Over the past few years, one of the most requested topics on my speaking circuit has been a lesson in which I list a hundred ideas for training our kids to be servants. Service oriented kids grow up to be productive adult servants in the kingdom and it’s those people to whom the Lord will say, “Come ye blessed of my Father,” according to Matthew 25. So it matters if I’m making a real effort, as a mom, to put the heart of a servant in my child. For this reason, I’ve decided to devote a post, every now and then, to a service suggestion—a simple idea for moms to make their homes busy service centers for young hearts and hands. I’d love to hear from those of you who try them. So here goes:
Refrigerator Chore List
Now every good family has a refrigerator chore list. Without that list the van would never get cleaned out, the kitchen floor wouldn’t get its nightly sweeping and certainly the kids’ beds would never be made. Sometimes the list is a chart that gets lots of checkmarks or stickers. Now it would be silly for me to explain how to make a chore list and how to dole out little rewards for jobs well done. So I won’t. You know the creative-mom kinds of things you do to help positively reinforce the virtues of diligence, responsibility and a good work ethic. Usually a good dose of parental respect is thrown into the reward system as well (i.e. the job gets done with no complaining or sassing). This list is not a new concept and you’re probably already doing it if anyone in your house besides Mom and Dad is not paying rent.
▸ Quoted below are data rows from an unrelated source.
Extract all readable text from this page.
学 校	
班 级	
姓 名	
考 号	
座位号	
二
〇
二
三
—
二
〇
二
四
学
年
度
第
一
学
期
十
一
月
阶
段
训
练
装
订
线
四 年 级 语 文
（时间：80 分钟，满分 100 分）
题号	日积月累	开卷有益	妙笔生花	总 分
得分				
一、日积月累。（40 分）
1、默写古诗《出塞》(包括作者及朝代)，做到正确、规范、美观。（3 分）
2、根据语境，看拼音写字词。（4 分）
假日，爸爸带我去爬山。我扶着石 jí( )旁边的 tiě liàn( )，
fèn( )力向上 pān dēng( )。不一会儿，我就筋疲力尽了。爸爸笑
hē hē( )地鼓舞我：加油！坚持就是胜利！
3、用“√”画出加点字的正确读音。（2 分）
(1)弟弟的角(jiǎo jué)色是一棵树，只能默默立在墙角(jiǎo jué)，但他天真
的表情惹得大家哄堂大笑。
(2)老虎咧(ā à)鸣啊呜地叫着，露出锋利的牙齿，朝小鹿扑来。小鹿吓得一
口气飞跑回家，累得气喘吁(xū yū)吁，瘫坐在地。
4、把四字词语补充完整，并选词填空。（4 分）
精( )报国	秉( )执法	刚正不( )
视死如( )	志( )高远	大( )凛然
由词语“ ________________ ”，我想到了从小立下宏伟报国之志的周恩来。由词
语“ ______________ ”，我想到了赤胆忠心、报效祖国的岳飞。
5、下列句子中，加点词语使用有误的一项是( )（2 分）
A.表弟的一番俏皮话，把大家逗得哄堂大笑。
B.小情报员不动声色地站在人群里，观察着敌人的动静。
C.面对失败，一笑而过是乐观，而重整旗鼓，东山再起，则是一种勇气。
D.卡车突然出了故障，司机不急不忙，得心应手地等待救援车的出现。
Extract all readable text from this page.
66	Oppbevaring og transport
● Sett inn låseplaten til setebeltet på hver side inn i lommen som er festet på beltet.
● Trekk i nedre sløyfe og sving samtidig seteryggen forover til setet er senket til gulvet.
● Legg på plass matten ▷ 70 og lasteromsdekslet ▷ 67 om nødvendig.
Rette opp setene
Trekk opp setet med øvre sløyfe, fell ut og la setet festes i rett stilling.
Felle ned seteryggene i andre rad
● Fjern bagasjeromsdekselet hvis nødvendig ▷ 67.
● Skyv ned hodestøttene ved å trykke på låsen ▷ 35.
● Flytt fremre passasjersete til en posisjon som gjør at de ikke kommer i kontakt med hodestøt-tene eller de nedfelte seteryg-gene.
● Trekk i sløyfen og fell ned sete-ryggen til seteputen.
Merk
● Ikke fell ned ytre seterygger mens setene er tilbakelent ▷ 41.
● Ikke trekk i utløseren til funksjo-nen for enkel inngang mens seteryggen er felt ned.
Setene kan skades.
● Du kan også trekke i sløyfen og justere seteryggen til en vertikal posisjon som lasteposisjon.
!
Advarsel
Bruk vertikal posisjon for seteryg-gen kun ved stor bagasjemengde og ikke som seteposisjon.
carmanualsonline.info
It’s just a few of the pointers we learned the slower, harder way that I would like to consolidate for moms today. Hope they are helpful:
- Don’t pay cash for chores. Have small rewards for jobs well-done. Have an allowance that comes each week that’s just contingent on good behavior, but don’t make the allowance be “pay” for chores done. The jobs that a child does to “pitch in” are part of the responsibility that comes when you are a part of a functional family. Everybody gets the family privileges. Everybody’s in the elite group that loves and respects one another. So everybody pulls his/her own weight. It’s just part of the territory. Everyone in the family is important and part of each individual’s importance is her contribution in hard work.
- Start your kids off on the “chore list” before they can read. Draw pictures. A kitten and a bowl means “feed the cat.” A dust cloth and a bed means “dust your bedroom.”
- Make sure all jobs are age appropriate and that they get harder as the child gets older. For younger kids, you will have to spend more time showing them how to do the job, each time a new one is assigned, than if you just did it yourself. But that patience and diligence in teaching is a big part of a parent’s job.
- Make an extra copy of the chore list in case the one on the frig “goes missing.”
- Do not let a single day go by without chore accountability. Kids “get it” if you’re forgetting about chores. They will absolutely not remember the chores if Mom doesn’t.
- Even for all our joy in positive re-enforcement, there have to be some specified negative consequences if the positive rewards are insufficient to motivate. Don’t increase the reward if you see laziness. This can get you in very deep, very fast. You cannot afford it. Instead, make the negative consequences severe enough that the child really wants to avoid them ever occurring again. (If the seven-year-old fails to sweep the kitchen, then let her sweep the whole house. If the thirteen-year-old fails to get her ball gear from the van after practice, make her go to practice for the next two weeks without the gear….You know–stuff they won’t forget quickly.) “This concept sounds so mean,” you may be thinking. But, in the long run, it’s the loving way to prepare kids for adult responsibilities. It breeds success.
- Mom and Dad must be on the same page about chores and both must be enforcers with the buck for all family discipline stopping with the father. Both parents must also be exhibiting an excellent work ethic for kids to emulate. Neither can be couch potatoes.
- Never, never, never fail to carry through with both the positive reward promised and any negative consequences threatened. Second chances without promised consequences are usually counterproductive to your goals.
- Many families with multiple kids like to swap up the responsibilities weekly or monthly, to avoid monotony. Just be sure you keep a current list up, so kids can’t pull the “I was confused” card. Magnets on a dry-erase board help with mixing up the responsibilities, because, rather than making a whole new list, you can just move the magnets (with chores written on them) around to align with different kids’ names. You can do the same thing with chores written on clothespins and move the pins around on your kids’ strings. Clothespins are good, too, because small hands like to move clothespins to the “basket” on the kitchen counter when they complete a chore. (Kids love manipulative skills.) Of course computer lists are always good, too, for moving chores around on a chart because you can cut, copy, paste and reprint. (But, I said I was not going to tell you how to do stuff you already know how to do!)
- Be sure your kids hear you praise them verbally for jobs well done and that they also hear you pray for their individual work ethics. Pray that the small things you are doing in your home will result in big opportunities of service for them in the kingdom and that, ultimately, more souls can be in heaven as a result of your family and the service you are training those kids to do.
(Oh, and if your teens can fund a trip to the movies with friends, but can’t keep their rooms clean, an in-house, income-based rent program sounds like a good idea to me, at least until the rooms are back in shape.)